Trust in Catholic Church lost ‘for generations’: adviser
By Rick Morton
Australian
February 18, 2016
http://tinyurl.com/z9qk2ax
It will take the Catholic Church “two to three generations” to regain the moral authority it had before the revelations of widespread, global child-sex abuse and attempts to cover it up, according to a cultural adviser to the Vatican.
John Haldane — a Catholic philosopher in Australia for a semester professorship at Notre Dame University and a series of 13 lectures titled The Good Society, its Nature and Foundations — said the rebuilding of trust was “no small question” .

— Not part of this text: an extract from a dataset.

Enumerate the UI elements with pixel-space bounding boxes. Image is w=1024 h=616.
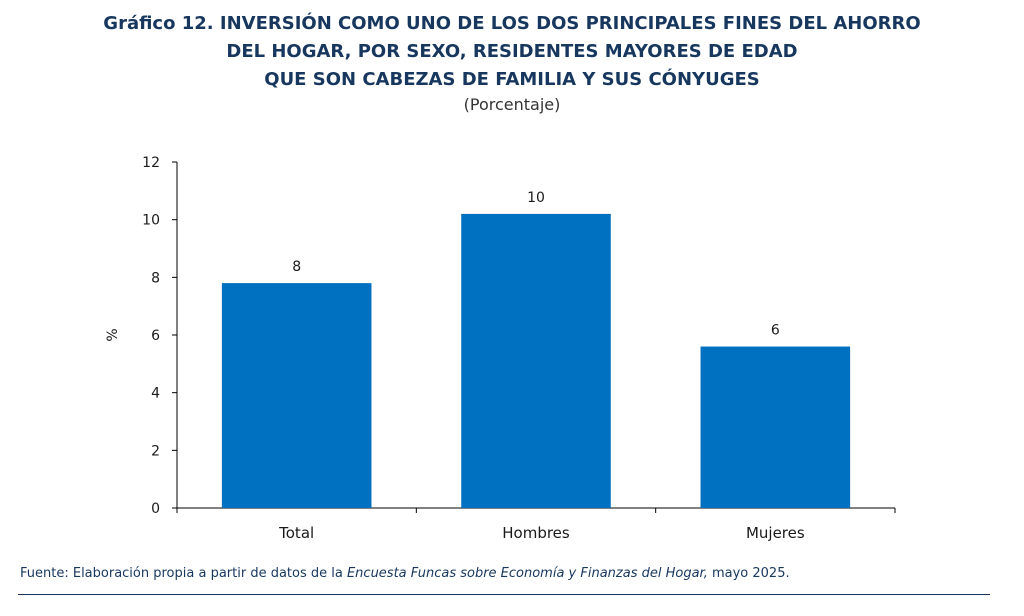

“Even within Catholicism itself it has been recognised that sexual exploitation by the clergy is a particularly heinous offence, so heinous that it cannot be ordinarily forgiven or absolved,” Professor Haldane told The Australian.
“The effect on the church ... is for it to lose respect and authority. On this rebuilding, it is not going to happen in the lifetimes of people alive today. I think we are looking at two or three generations.”

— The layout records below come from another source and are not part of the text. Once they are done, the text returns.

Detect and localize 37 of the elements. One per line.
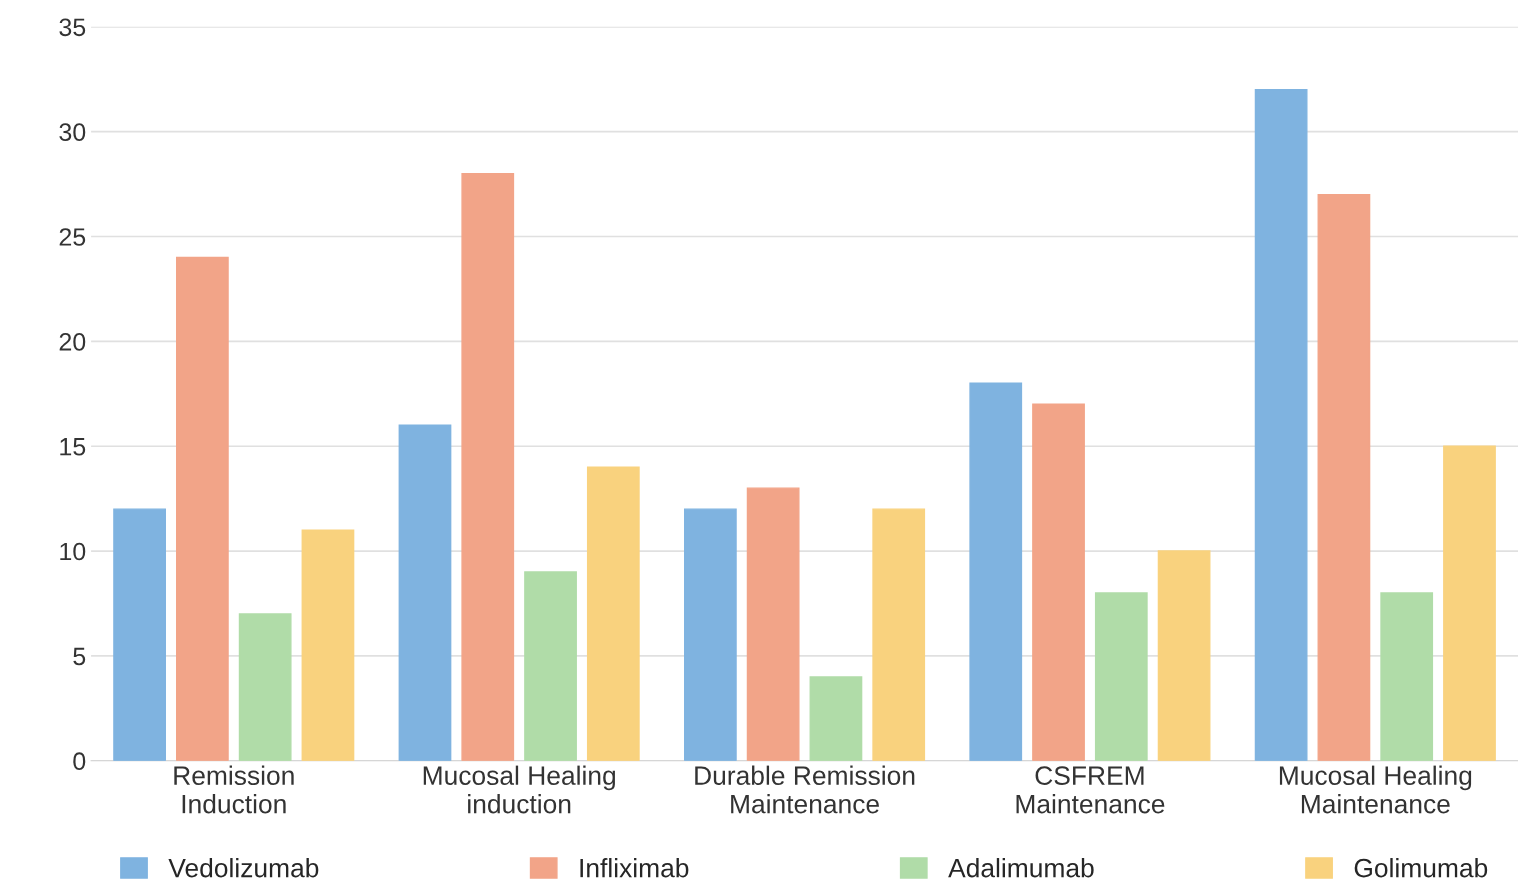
legend-label: Adalimumab: [948, 858, 1094, 878]
x-tick-label: Durable Remission Maintenance: [695, 765, 915, 814]
bar: [1254, 89, 1308, 761]
bar: [524, 571, 577, 761]
bar: [746, 487, 800, 761]
bar: [113, 508, 166, 761]
bar: [461, 172, 515, 761]
bar: [398, 424, 452, 761]
bar: [1094, 592, 1148, 761]
bar: [586, 466, 640, 761]
bar: [176, 256, 229, 761]
y-tick-label: 10: [60, 542, 86, 561]
bar: [1380, 592, 1434, 761]
bar: [1443, 445, 1496, 761]
y-tick-label: 5: [73, 647, 86, 666]
y-tick-label: 25: [59, 228, 86, 246]
bar: [809, 676, 863, 761]
y-tick-label: 0: [73, 752, 86, 771]
x-tick-label: Mucosal Healing Maintenance: [1279, 765, 1472, 814]
bar: [872, 508, 926, 761]
y-tick-label: 15: [60, 438, 86, 456]
bar: [969, 382, 1023, 761]
y-tick-label: 20: [59, 332, 86, 351]
bar: [238, 613, 292, 761]
y-tick-label: 35: [59, 18, 86, 37]
legend-label: Vedolizumab: [168, 858, 319, 878]
y-tick-label: 30: [59, 123, 86, 141]
legend-label: Golimumab: [1354, 858, 1488, 878]
bar: [1032, 403, 1085, 761]
x-tick-label: Remission Induction: [174, 765, 294, 814]
bar: [1157, 550, 1211, 761]
legend-label: Infliximab: [580, 858, 689, 878]
bar: [301, 529, 355, 761]
bar: [1317, 193, 1371, 761]
x-tick-label: CSFREM Maintenance: [1016, 766, 1165, 814]
x-tick-label: Mucosal Healing induction: [423, 765, 615, 814]
bar: [683, 508, 737, 761]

Part of Professor Haldane’s lament about modern society is its inability to prosecute arguments in a reasonable and civil manner.

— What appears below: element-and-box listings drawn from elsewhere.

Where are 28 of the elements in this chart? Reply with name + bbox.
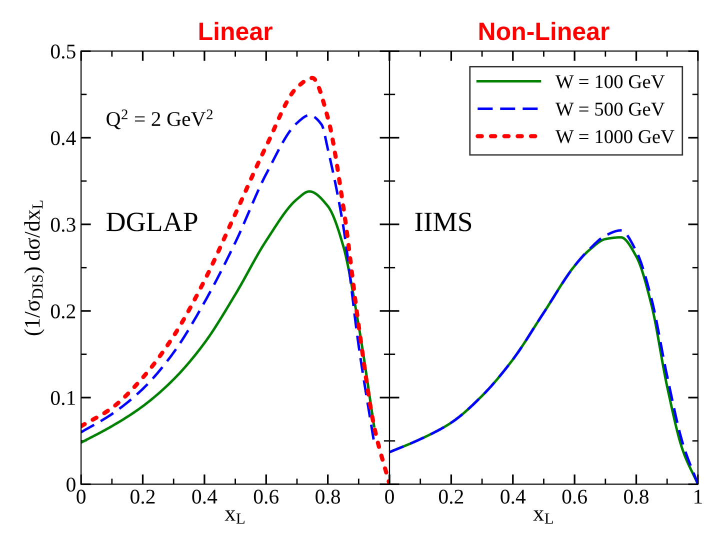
y-tick-label: 0.1 — [50, 390, 75, 406]
x-axis-title: x$_{L}$ — [533, 510, 553, 524]
x-tick-label: 0.2 — [130, 490, 155, 504]
chart-title: Linear — [199, 22, 272, 40]
annotation: DGLAP — [106, 212, 198, 232]
x-tick-label: 0.4 — [500, 490, 526, 504]
x-tick-label: 1 — [694, 490, 702, 504]
x-tick-label: 0.4 — [192, 490, 218, 504]
legend-label: W = 100 GeV — [555, 75, 665, 88]
y-tick-label: 0.3 — [50, 218, 76, 232]
x-tick-label: 0.2 — [438, 490, 464, 504]
legend-label: W = 1000 GeV — [555, 130, 674, 144]
x-tick-label: 0.8 — [316, 490, 340, 504]
y-tick-label: 0.2 — [50, 304, 76, 318]
x-axis-title: x$_{L}$ — [224, 510, 244, 524]
x-tick-label: 0 — [385, 490, 394, 504]
x-tick-label: 0.6 — [562, 490, 587, 504]
x-tick-label: 0.8 — [624, 490, 648, 504]
y-tick-label: 0.5 — [50, 44, 76, 59]
y-tick-label: 0 — [66, 478, 76, 492]
chart-title: Non-Linear — [479, 22, 610, 40]
annotation: IIMS — [415, 212, 472, 232]
x-tick-label: 0.6 — [254, 490, 279, 504]
x-tick-label: 0 — [76, 490, 86, 504]
y-tick-label: 0.4 — [50, 131, 76, 146]
annotation: Q$^{2}$ = 2 GeV$^{2}$ — [106, 110, 213, 130]
y-axis-title: (1/σ$_{DIS}$) dσ/dx$_{L}$ — [24, 200, 44, 336]
legend-label: W = 500 GeV — [555, 102, 665, 116]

He said he was moved after hearing a “compelling, human argument” of the father of two sexual-abuse victims yesterday in which the father made the case for victims travelling to Rome to hear Cardinal George Pell give evidence to the Royal Commission into Institutional Responses to Child Sexual Abuse.
“This would, he said, create the conditions for the existential reality of that suffering to be present in the room at the same time in which he (Pell) was giving evidence,” Professor Haldane said.